First Republic Bank’s share price cratered on Monday despite its attempts to allay investor fears after the sudden collapse of Silicon Valley Bank And Signature Bank.
Shares of First Republic, a San Francisco-based regional bank with $213 billion in assets and 7,200 employees, fell more than 70% in early trading just a day after the company said it had added more money to its reserves. The capital injection came from the Federal Reserve and JPMorgan Chase, the First Republic said.
In a statement on Sunday, CEO Mike Roffler said the bank “continues to fund loans, process transactions and respond fully to customer needs.” Seeking to reassure investors and depositors, he also said that “the company’s capital and liquidity positions are very strong and its capital remains well above the regulatory threshold for well-capitalized banks.”
First Republic has more than $70 billion in idle funds, the bank said. The company did not immediately respond to a request for comment.
Shares of other regional banks also took a hit on Monday, including Zions, Pacific West and Western Alliance. More than a dozen regional banks saw their transactions halted on Monday after prices continued to fall following the seizure by regulators of Silicon Valley Bank (SVB) and Signature Bank of New York.
Bank of America analysts said they “expect volatility in regional bank stocks to remain challenging in the near term as investors recalibrate the risk-reward ratio” in the coming days.
“The events of the past few days are likely to compound the funding cost pressure the industry was already facing,” they said in a report. “No bank is immune, but this pressure will likely be more pronounced among banks with a larger number of rate-sensitive customers.”
Regional lenders that saw share prices fall on Monday are unlikely to slump like the SVB did because “most of the larger regional banks have much more diversified deposit bases,” said Solita Marcelli, chief financial officer. investments at UBS, in a research note.

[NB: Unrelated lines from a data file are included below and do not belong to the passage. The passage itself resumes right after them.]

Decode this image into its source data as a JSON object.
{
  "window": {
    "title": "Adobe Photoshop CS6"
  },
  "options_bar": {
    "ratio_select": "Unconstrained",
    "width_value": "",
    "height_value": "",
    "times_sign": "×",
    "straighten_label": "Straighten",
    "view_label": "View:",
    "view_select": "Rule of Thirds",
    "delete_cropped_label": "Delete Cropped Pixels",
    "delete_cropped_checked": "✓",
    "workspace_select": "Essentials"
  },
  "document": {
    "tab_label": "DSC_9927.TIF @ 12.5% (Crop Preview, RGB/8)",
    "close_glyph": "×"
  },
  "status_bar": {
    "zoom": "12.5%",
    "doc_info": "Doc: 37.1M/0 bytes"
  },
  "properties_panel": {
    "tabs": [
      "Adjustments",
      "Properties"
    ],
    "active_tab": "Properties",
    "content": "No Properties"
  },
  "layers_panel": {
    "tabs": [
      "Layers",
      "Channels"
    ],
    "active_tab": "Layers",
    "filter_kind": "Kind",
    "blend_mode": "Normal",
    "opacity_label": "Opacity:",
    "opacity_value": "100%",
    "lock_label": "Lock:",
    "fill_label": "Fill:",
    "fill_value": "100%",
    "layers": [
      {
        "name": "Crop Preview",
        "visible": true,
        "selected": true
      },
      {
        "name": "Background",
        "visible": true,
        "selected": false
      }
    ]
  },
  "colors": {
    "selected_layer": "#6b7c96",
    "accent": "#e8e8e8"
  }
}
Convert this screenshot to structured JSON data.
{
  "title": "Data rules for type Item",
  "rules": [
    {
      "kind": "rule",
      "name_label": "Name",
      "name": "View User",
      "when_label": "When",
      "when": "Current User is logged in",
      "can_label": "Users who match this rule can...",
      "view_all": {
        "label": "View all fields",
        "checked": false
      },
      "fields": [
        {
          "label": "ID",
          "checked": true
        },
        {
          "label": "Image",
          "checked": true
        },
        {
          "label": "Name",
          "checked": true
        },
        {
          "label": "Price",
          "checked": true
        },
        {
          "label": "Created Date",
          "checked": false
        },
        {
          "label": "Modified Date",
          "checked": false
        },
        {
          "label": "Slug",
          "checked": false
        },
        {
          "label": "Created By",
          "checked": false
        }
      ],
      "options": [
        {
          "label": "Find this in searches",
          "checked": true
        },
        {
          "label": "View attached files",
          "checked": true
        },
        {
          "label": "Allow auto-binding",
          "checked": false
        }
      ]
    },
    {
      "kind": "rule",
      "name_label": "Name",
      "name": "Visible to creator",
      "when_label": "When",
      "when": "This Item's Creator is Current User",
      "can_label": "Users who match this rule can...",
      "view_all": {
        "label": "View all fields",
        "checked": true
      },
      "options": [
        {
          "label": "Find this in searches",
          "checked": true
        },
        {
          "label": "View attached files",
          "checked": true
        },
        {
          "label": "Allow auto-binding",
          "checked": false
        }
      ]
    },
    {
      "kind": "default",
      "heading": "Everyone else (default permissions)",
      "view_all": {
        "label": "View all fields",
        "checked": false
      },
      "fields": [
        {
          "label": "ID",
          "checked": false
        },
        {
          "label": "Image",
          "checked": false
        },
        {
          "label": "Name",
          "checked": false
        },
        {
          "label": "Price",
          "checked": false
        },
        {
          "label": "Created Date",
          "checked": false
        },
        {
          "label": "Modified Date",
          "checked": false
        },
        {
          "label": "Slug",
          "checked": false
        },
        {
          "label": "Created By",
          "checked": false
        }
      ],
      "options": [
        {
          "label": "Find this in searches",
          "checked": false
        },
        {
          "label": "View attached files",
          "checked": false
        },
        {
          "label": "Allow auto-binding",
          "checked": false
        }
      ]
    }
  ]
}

California’s Department of Financial Protection and Innovation said it took control of SVB because the bank had “insufficient liquidity and insolvency.” The bank’s closure marked the largest failure of a financial institution since Washington Mutual in 2008 at the height of the financial crisis. The SVB is now under the control of the Federal Deposit Insurance Corporation, which US Treasury Secretary Janet Yellen has ordered to guarantee depositors full access to their funds from Monday.
Withdrawing funds from SVB is one thing, but “the biggest and most disturbing story is how this will change the startup and VC community in the future,” said Wedbush analyst Dan Ives. Securities, in a report.
“We heard from nervous VCs and tech startups over the weekend who are worried about their employees, their payrolls and the uncertain financial world they face going forward after SVB,” Ives said.
A few days after the closure of SVB, New York regulators closed Signature Bank. Signature held more than $110 billion in assets before it closed. Taking over Signature “was the right move to protect consumers,” New York Governor Kathy Hochul said in a statement Monday. Tweeter.